Gikan sa Masa, para sa Masa (formerly titled Mula sa Masa, para sa Masa) was a weekly public service and talk television program hosted by former Philippine president Rodrigo Duterte together with Geraldine Tiu from ABS-CBN Davao, Rocky Ignacio from the People's Television Network, and Apollo Quiboloy on SMNI. The program tackles the week's most prominent issues as well as explains the policies and showcases the projects of the Duterte administration. The show features a question-and-answer portion during which Duterte himself responds to comments, complaints and questions sent in by viewers.

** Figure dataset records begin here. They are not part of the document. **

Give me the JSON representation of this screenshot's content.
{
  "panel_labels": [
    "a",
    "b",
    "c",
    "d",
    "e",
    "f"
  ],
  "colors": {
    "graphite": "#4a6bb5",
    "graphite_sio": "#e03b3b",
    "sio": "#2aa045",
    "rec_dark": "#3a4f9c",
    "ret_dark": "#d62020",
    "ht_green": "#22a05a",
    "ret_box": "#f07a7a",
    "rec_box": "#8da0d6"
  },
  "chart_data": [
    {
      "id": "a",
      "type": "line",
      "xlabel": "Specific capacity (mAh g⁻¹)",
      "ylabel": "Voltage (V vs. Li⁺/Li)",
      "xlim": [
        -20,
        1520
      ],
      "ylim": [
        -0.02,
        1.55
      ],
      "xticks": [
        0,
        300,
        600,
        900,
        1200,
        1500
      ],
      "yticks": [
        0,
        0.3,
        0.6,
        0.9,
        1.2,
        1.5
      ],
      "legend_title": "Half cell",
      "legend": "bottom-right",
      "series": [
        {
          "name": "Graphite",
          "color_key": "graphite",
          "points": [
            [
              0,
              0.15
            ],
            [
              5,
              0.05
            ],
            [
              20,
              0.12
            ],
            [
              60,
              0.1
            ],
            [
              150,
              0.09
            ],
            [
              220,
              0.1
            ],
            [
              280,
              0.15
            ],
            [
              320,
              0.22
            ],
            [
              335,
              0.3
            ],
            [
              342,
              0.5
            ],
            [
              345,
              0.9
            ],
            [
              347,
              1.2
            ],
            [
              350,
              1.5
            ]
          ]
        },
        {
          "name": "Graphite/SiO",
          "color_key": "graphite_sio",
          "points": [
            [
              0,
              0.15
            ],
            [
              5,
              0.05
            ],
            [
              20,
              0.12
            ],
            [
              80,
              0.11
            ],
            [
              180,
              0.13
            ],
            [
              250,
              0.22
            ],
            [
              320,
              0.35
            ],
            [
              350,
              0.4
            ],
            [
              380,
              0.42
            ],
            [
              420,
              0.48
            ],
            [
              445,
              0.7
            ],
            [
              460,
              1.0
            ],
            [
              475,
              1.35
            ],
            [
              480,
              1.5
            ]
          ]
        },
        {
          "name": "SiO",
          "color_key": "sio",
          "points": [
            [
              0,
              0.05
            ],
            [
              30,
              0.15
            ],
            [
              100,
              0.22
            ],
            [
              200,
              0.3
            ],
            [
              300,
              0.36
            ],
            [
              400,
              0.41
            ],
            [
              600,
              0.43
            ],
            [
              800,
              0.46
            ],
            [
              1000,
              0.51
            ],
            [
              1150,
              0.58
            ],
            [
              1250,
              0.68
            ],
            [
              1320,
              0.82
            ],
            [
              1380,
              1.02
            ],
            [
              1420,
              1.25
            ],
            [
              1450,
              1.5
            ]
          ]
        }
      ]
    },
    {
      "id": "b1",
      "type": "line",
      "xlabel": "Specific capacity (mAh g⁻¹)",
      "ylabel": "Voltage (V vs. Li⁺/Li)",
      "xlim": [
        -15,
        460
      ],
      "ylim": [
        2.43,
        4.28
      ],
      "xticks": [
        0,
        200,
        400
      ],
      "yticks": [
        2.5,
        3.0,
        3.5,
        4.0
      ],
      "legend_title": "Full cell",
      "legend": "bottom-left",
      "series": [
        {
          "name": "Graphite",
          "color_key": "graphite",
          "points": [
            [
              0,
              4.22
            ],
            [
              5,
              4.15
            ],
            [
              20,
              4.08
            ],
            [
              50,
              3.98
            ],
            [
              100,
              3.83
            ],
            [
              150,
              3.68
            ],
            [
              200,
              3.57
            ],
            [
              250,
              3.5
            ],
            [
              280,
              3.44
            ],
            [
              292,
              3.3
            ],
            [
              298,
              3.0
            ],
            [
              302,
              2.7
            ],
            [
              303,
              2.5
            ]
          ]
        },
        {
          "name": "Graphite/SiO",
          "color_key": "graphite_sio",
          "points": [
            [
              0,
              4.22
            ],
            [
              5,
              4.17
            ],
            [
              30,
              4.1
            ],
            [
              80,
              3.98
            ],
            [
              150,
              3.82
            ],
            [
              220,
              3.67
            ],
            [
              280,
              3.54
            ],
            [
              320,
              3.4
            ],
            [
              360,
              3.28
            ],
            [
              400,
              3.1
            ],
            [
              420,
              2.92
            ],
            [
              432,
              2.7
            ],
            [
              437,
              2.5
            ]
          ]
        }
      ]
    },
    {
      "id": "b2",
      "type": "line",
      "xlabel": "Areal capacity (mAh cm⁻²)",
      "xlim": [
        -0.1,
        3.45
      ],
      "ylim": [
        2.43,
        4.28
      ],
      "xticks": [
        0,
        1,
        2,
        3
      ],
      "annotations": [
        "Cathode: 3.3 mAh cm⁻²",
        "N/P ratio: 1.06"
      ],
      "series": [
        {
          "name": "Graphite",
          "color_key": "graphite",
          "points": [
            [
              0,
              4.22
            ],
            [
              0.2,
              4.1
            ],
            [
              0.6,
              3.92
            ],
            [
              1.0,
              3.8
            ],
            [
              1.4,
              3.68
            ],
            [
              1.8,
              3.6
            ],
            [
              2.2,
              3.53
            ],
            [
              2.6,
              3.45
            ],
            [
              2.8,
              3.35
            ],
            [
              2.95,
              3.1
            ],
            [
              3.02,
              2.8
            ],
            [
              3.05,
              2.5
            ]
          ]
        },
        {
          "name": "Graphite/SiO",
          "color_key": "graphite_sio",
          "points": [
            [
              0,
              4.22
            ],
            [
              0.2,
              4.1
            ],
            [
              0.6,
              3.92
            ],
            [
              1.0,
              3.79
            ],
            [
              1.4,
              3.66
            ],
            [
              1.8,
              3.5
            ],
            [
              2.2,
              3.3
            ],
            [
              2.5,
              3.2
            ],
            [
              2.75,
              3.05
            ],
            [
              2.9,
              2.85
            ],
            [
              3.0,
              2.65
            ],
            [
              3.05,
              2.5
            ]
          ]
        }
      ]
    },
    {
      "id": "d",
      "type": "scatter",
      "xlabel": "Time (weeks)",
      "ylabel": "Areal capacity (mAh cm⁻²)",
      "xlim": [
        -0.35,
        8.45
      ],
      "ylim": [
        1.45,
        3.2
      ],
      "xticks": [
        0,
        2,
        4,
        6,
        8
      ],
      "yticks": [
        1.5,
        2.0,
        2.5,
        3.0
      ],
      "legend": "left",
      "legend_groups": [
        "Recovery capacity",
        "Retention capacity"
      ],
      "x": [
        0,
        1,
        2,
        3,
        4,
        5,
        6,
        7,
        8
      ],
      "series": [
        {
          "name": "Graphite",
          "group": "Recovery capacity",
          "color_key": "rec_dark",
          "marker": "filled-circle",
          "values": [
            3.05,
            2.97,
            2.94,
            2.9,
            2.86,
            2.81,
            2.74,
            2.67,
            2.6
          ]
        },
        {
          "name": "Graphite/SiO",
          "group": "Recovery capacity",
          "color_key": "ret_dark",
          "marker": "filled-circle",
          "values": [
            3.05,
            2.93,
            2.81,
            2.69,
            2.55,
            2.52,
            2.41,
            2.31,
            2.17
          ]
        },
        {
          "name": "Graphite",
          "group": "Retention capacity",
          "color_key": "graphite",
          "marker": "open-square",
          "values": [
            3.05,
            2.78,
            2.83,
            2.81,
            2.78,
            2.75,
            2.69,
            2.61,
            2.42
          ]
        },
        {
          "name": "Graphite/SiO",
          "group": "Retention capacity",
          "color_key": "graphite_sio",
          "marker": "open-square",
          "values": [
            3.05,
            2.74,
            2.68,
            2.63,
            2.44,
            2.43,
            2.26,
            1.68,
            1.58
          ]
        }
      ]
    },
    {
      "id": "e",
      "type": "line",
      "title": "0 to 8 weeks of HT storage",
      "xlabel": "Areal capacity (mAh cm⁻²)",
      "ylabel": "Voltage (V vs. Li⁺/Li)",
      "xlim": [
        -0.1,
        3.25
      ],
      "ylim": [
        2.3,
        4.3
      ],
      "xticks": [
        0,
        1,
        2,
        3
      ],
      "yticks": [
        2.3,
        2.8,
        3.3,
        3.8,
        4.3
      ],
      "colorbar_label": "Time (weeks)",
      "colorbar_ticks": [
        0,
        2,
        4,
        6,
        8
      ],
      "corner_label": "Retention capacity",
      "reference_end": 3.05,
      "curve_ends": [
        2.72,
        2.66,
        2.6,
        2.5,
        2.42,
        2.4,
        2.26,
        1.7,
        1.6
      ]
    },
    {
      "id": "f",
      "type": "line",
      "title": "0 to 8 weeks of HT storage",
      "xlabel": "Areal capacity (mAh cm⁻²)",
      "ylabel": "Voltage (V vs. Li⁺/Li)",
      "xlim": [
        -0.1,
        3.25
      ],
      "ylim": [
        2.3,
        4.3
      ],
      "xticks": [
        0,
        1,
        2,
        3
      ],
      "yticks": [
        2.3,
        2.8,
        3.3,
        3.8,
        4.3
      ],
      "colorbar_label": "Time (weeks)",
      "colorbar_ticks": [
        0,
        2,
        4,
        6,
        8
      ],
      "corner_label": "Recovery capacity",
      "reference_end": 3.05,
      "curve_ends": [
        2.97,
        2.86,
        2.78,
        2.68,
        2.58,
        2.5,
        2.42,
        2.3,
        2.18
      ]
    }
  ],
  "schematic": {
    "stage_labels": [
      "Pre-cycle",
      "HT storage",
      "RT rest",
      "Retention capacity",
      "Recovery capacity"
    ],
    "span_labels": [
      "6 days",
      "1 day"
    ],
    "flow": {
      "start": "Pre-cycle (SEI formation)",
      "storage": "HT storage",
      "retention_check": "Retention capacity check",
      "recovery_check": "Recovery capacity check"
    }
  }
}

The program premiered on May 19, 2017, and is supposed to air every Friday at 7:00 p.m. (UTC +08) on the government-owned People's Television Network. In the pilot and so far only episode of the program, Duterte discussed the appointment of Roy Cimatu as the new Department of Environment and Natural Resources (DENR) secretary, replacing Gina Lopez.

The program is supposed to be a spin-off of the long-running television program "Gikan sa Masa, para sa Masa", a weekly talk show that aired every Sunday morning over ABS-CBN Davao (with simulcast on DXAB 1296) when Duterte was still the mayor of Davao City and until the start of his presidential campaign. In January 2023, it began airing on SMNI, and reverting to its original title.

In August 2016, a state-owned free tabloid newspaper, named after the program's title, was introduced to the public.

==Temporary suspension==
On December 18, 2023, Gikan sa Masa was suspended for two weeks by the Movie and Television Review and Classification Board (MTRCB) due to Duterte's death threats against Alliance of Concerned Teachers Rep. France Castro in two separate episodes: October 10 and November 15, despite an initial warning already being issued by the MTRCB on November 8.